Total sales for all 10 brands ranked in the Top 500 came to $40.2 billion, a 30.9 percent increase from the previous year. Experiencing the highest percentage sales growth was No. 422 Iron Valley Real Estate, with sales up 89.3 percent in 2021, to $52 million.

The next biggest jump was the 59.9 percent sales increase for No. 160 United Real Estate, which recorded $336 million in 2020 and $538 million in 2021. The third brand with major growth was Realty One Group, which had $786 million in sales for 2020 and $1.14 billion in 2021, a 45.1 percent increase.

In addition to its sales growth, Realty One Group moved up on the ranking, to No. 88.

Realty One Founder and Chief Experience Officer Kuba Jewgieniew called out two factors impacting sales growth: the millennial population becoming active home buyers and sellers, and the support Realty One gives to its agents.

“Our business strategy since day one has been to focus on the real estate professional, giving them everything they need to build a more successful career and even a better life and legacy for future generations,” Jewgieniew said. “As home prices across the nation rise, we coach our real estate professionals on how to generate more leads, work the market they have and have a do-what-it-takes mindset.”







Realty One Founder Kuba Jewgieniew Web

Realty One Founder and Chief Experience Officer Kuba Jewgieniew


The number of agents in the industry may oversaturate markets, though, according to Bailey, who called increased competition one of Re/Max’s big challenges.

“Just 10 years ago, after the Great Recession, there were around 980,000 agents in the U.S. that were licensed,” Bailey said. “In 2021, the National Association of Realtors announced it reached 1.6 million. The increase over a 10-year period, especially with the majority coming the last three to four years, means you have a lot more agents for the same amount of business, because at the end of the day, there’s just an ‘X’ number of houses that sell every year.”

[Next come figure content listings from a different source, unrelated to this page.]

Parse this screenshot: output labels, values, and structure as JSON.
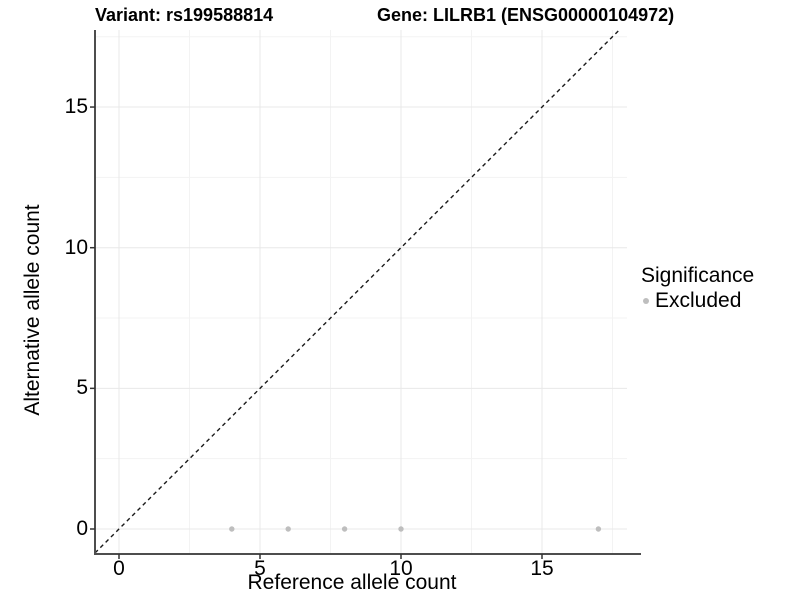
{
  "titles": {
    "variant": "Variant: rs199588814",
    "gene": "Gene: LILRB1 (ENSG00000104972)"
  },
  "chart_data": {
    "type": "scatter",
    "title_left": "Variant: rs199588814",
    "title_right": "Gene: LILRB1 (ENSG00000104972)",
    "xlabel": "Reference allele count",
    "ylabel": "Alternative allele count",
    "x_ticks": [
      0,
      5,
      10,
      15
    ],
    "y_ticks": [
      0,
      5,
      10,
      15
    ],
    "minor_ticks": [
      2.5,
      7.5,
      12.5,
      17.5
    ],
    "xlim": [
      -0.85,
      18.0
    ],
    "ylim": [
      -0.89,
      17.74
    ],
    "grid": "major+minor",
    "series": [
      {
        "name": "Excluded",
        "color": "#bebebe",
        "points": [
          [
            4,
            0
          ],
          [
            6,
            0
          ],
          [
            8,
            0
          ],
          [
            10,
            0
          ],
          [
            17,
            0
          ]
        ]
      }
    ],
    "reference_line": {
      "type": "identity",
      "style": "dashed",
      "color": "#1a1a1a"
    },
    "legend": {
      "title": "Significance",
      "position": "right",
      "items": [
        {
          "label": "Excluded",
          "color": "#bebebe"
        }
      ]
    },
    "colors": {
      "background": "#ffffff",
      "grid_major": "#e8e8e8",
      "grid_minor": "#f3f3f3",
      "axis_line": "#4d4d4d",
      "tick_mark": "#333333",
      "text": "#000000",
      "point": "#bebebe"
    }
  }
}
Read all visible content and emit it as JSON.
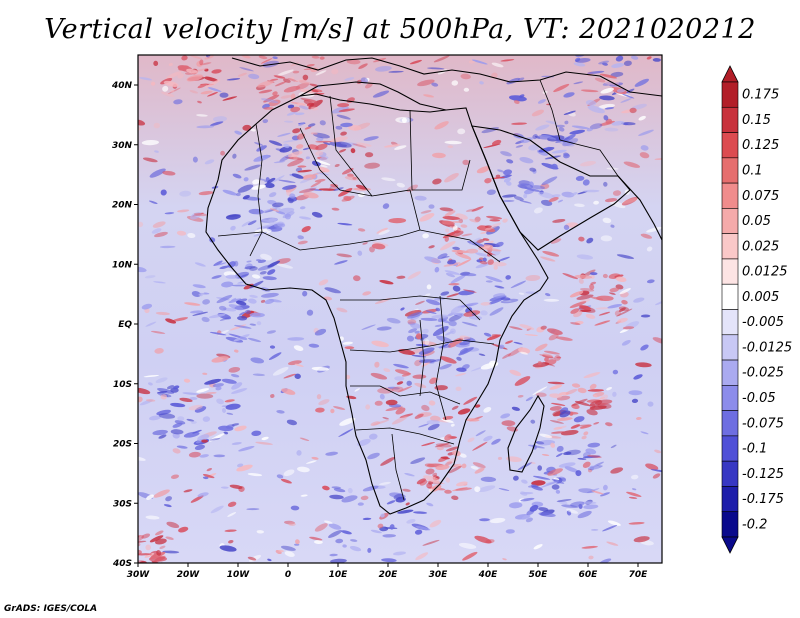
{
  "title": "Vertical velocity [m/s] at 500hPa, VT: 2021020212",
  "credit": "GrADS: IGES/COLA",
  "axes": {
    "lat_ticks": [
      "40N",
      "30N",
      "20N",
      "10N",
      "EQ",
      "10S",
      "20S",
      "30S",
      "40S"
    ],
    "lon_ticks": [
      "30W",
      "20W",
      "10W",
      "0",
      "10E",
      "20E",
      "30E",
      "40E",
      "50E",
      "60E",
      "70E"
    ]
  },
  "colorbar": {
    "labels": [
      "0.175",
      "0.15",
      "0.125",
      "0.1",
      "0.075",
      "0.05",
      "0.025",
      "0.0125",
      "0.005",
      "-0.005",
      "-0.0125",
      "-0.025",
      "-0.05",
      "-0.075",
      "-0.1",
      "-0.125",
      "-0.175",
      "-0.2"
    ],
    "colors": [
      "#b21e28",
      "#c8323c",
      "#dc4b50",
      "#e66e6e",
      "#f08c8c",
      "#f5aaaa",
      "#fac8c8",
      "#fde4e4",
      "#ffffff",
      "#e4e4fa",
      "#c8c8f5",
      "#aaaaf0",
      "#8c8ceb",
      "#6e6ee1",
      "#5050d7",
      "#3737c3",
      "#1e1eaa",
      "#0a0a8c"
    ]
  }
}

So far in 2022, Bailey said transactions are on pace to drop from 2021 in Re/Max’s case. Despite this and the shifts in the housing market in the last several months, Bailey said 2022 should still finish strong.

“We don’t expect prices to increase at the velocity they were earlier this year, which is good for buyers,” Bailey said. “I think what we’re going back to is a stabilization, where it will be about what markets locally are doing what. Each will be different, with some areas of the country leveling out faster than others.”